O disposto nas letras de "n" a "q" aplica-se ao PIS/Pasep não-cumulativo, de que trata a Lei n º 10.637, de 2002, a partir de 1 º /02/2004.

433 Qual a alíquota aplicável para apuração do PIS/Pasep e da Cofins não-cumulativos?

As alíquotas destas contribuições na modalidade não-cumulativa são (Lei n º 10.637, de 2002, art. 2 o ; Lei n º 10.833, de 2003, art. 2 o ; e IN SRF n º 247, de 2002, art. 60):

  1. PIS/Pasep – 1,65%; e
  2. Cofins – 7,6 %.

434 Quais as receitas que não integram a base de cálculo do PIS/Pasep e da Cofins
não-cumulativas?

Não integram a receita bruta para fins de apuração da base de cálculo do PIS/Pasep e da Cofins não-cumulativas, os valores (Lei n º 10.637, de 2002, art. 1 o , § 3 o ; Lei n º 10.684, de 2003, art. 25; Lei n º 10.833, de 2003, art. 1 o , § 3 o ; e IN SRF n º 247, de 2002, art.19):

  1. das vendas canceladas e dos descontos incondicionais concedidos;
  2. referentes a reversões de provisões e recuperações de créditos baixados como perda, que não representem ingresso de novas receitas, o resultado positivo da avaliação de investimentos pelo valor do patrimônio líquido e os lucros e dividendos derivados de investimentos avaliados pelo custo de aquisição, que tenham sido computados como receita;
  3. das receitas isentas, não alcançadas pela incidência das contribuições ou sujeitas a alíquota zero;
  4. das receitas não operacionais decorrentes da venda de ativo permanente;
  5. das receitas auferidas pela pessoa jurídica revendedora, na revenda de mercadorias em relação às quais as contribuições sejam exigidas da empresa vendedora, na condição de substituta tributária; e
  6. das receitas de vendas dos produtos de que tratam as Leis n º 9.990, de 2000, n º 10.147, de 2000, (alterada pela n º 10.548, de 2002), n º 10.485, de 2002, e n º 10.560, de 2002, ou quaisquer outras submetidas à incidência monofásica da contribuição.

NOTA:

Os custos, despesas e encargos vinculados às receitas acima mencionadas não geram direito a crédito para descontar da contribuição devida.

435 Quais são as receitas que não estão sujeitas a incidência do PIS/Pasep e da Cofins não-cumulativas?
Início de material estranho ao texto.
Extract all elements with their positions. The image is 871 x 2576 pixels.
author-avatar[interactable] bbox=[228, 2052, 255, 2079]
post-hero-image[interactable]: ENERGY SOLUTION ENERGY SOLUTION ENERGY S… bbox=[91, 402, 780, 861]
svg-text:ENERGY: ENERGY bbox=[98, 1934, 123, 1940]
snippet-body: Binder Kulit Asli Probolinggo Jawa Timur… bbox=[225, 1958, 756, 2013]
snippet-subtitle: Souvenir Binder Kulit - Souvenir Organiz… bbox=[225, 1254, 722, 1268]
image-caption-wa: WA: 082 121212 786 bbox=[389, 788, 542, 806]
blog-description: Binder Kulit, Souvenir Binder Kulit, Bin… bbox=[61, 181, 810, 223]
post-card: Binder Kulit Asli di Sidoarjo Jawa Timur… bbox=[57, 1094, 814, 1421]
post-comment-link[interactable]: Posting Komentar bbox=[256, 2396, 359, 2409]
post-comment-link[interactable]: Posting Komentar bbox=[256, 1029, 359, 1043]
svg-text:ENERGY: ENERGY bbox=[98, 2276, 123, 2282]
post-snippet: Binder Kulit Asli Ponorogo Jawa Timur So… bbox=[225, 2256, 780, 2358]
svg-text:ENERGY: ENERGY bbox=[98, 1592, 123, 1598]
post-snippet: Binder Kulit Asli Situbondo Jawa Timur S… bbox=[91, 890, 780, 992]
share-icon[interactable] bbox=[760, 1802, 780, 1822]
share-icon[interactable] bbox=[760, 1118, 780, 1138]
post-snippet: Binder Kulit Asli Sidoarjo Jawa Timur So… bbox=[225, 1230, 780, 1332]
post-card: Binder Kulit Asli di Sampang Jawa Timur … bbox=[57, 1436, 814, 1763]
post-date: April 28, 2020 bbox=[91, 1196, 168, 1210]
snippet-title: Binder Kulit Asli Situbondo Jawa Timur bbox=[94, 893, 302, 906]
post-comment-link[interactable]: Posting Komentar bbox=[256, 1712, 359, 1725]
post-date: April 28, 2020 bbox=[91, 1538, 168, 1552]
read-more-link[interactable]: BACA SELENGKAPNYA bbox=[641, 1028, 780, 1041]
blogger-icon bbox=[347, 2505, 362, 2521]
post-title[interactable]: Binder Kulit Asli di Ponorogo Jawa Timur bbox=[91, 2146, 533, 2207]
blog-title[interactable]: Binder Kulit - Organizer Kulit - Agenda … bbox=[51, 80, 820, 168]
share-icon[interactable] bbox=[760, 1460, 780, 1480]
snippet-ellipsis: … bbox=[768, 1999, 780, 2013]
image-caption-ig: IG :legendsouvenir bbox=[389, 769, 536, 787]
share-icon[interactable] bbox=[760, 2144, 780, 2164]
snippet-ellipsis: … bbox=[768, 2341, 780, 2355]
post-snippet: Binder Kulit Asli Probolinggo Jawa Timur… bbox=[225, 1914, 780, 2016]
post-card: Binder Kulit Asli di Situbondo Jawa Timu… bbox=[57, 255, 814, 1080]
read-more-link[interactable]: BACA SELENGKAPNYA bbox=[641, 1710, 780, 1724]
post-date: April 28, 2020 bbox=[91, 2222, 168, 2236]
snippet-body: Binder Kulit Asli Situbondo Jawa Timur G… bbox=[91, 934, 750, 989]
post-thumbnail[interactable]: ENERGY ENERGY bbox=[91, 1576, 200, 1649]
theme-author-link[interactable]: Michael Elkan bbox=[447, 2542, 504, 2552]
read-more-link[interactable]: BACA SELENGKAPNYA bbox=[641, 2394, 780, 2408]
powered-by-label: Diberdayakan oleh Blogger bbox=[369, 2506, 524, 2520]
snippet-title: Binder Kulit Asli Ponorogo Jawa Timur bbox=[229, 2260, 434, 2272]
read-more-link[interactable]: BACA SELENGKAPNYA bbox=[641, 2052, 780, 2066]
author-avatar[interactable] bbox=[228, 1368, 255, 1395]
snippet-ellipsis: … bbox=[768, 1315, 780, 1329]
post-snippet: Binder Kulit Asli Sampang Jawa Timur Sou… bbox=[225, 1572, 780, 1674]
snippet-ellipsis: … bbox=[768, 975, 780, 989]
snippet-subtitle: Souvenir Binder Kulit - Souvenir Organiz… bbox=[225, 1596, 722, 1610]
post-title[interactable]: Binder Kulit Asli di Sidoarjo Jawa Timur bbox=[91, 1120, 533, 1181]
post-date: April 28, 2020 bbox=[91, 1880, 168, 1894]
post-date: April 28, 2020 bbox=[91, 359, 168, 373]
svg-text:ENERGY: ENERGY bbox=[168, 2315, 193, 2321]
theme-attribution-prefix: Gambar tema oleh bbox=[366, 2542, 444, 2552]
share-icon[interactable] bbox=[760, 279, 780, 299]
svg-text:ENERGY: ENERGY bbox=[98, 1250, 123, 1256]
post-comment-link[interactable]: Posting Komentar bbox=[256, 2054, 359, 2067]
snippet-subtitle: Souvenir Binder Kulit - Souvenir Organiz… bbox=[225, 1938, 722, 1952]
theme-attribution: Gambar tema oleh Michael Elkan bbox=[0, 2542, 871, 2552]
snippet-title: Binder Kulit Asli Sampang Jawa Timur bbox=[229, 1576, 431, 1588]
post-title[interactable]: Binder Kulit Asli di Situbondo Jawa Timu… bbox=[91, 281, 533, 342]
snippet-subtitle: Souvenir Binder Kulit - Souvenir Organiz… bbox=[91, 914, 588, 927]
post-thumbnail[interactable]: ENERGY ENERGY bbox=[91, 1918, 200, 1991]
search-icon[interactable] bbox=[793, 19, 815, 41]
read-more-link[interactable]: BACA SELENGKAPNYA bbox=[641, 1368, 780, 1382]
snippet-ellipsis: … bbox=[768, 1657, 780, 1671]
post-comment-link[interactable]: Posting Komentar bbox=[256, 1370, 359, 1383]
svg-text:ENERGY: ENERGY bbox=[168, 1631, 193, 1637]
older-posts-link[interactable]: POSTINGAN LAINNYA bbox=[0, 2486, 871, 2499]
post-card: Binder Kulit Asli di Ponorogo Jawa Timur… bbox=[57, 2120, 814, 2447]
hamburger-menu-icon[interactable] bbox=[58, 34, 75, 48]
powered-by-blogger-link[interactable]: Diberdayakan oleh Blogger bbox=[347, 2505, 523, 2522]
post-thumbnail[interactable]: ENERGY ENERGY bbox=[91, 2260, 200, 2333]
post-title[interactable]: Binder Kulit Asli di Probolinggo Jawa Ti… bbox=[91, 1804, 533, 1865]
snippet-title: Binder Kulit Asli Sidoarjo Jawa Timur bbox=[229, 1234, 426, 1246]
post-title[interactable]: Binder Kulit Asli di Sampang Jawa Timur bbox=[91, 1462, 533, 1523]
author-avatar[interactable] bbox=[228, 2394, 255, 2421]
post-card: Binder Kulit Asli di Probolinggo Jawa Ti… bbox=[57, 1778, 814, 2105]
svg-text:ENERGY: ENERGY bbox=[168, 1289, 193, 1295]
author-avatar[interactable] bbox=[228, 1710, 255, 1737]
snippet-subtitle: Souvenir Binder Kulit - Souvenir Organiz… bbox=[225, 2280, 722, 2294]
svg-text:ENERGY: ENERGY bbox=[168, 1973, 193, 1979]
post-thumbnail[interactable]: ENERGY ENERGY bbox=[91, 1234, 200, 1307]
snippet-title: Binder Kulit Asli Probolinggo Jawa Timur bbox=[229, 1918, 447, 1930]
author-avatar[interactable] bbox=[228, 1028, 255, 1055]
O PIS/Pasep e a Cofins não-cumulativas não incidem sobre as receitas decorrentes de:

  1. exportação de mercadorias para o exterior;
  2. prestação de serviços para pessoa física ou jurídica domiciliada no exterior, com pagamento em moeda conversível;
  3. venda a comercial exportadora com o fim específico de exportação (Lei n º 10.637, de 2002, art.5 o ; e MP n º 135, de 2003, art. 6º); e
  4. fornecimento de bens e serviços à Itaipu Binacional (Decreto Legislativo n º 23, de 1973, art. XII alínea "b" - Tratado Brasil/Paraguai – Itaipu Binacional).

NOTAS:

  1. Os custos, as despesas e os encargos vinculados às receitas acima mencionadas geram direito a crédito que pode ser utilizado pela pessoa jurídica vendedora para fins de:
  1. dedução do valor das contribuições a recolher, decorrente das demais operações no mercado interno;
  2. compensação com débitos próprios, vencidos ou vincendos, relativos a tributos e contribuições administrados pela Secretaria da Receita Federal.
  1. A pessoa jurídica que, até o final de cada trimestre do ano civil, não conseguir utilizar o crédito por qualquer das formas acima mencionadas, poderá solicitar o seu ressarcimento em dinheiro.
  2. O direito de utilização de crédito para dedução das contribuições a recolher e para compensação com débitos relativos a tributos e contribuições administrados pela SRF, não beneficia a empresa comercial exportadora que tenha adquirido mercadorias com o fim específico de exportação. Nesta hipótese, é vedada a apuração de créditos vinculados à receita de exportação.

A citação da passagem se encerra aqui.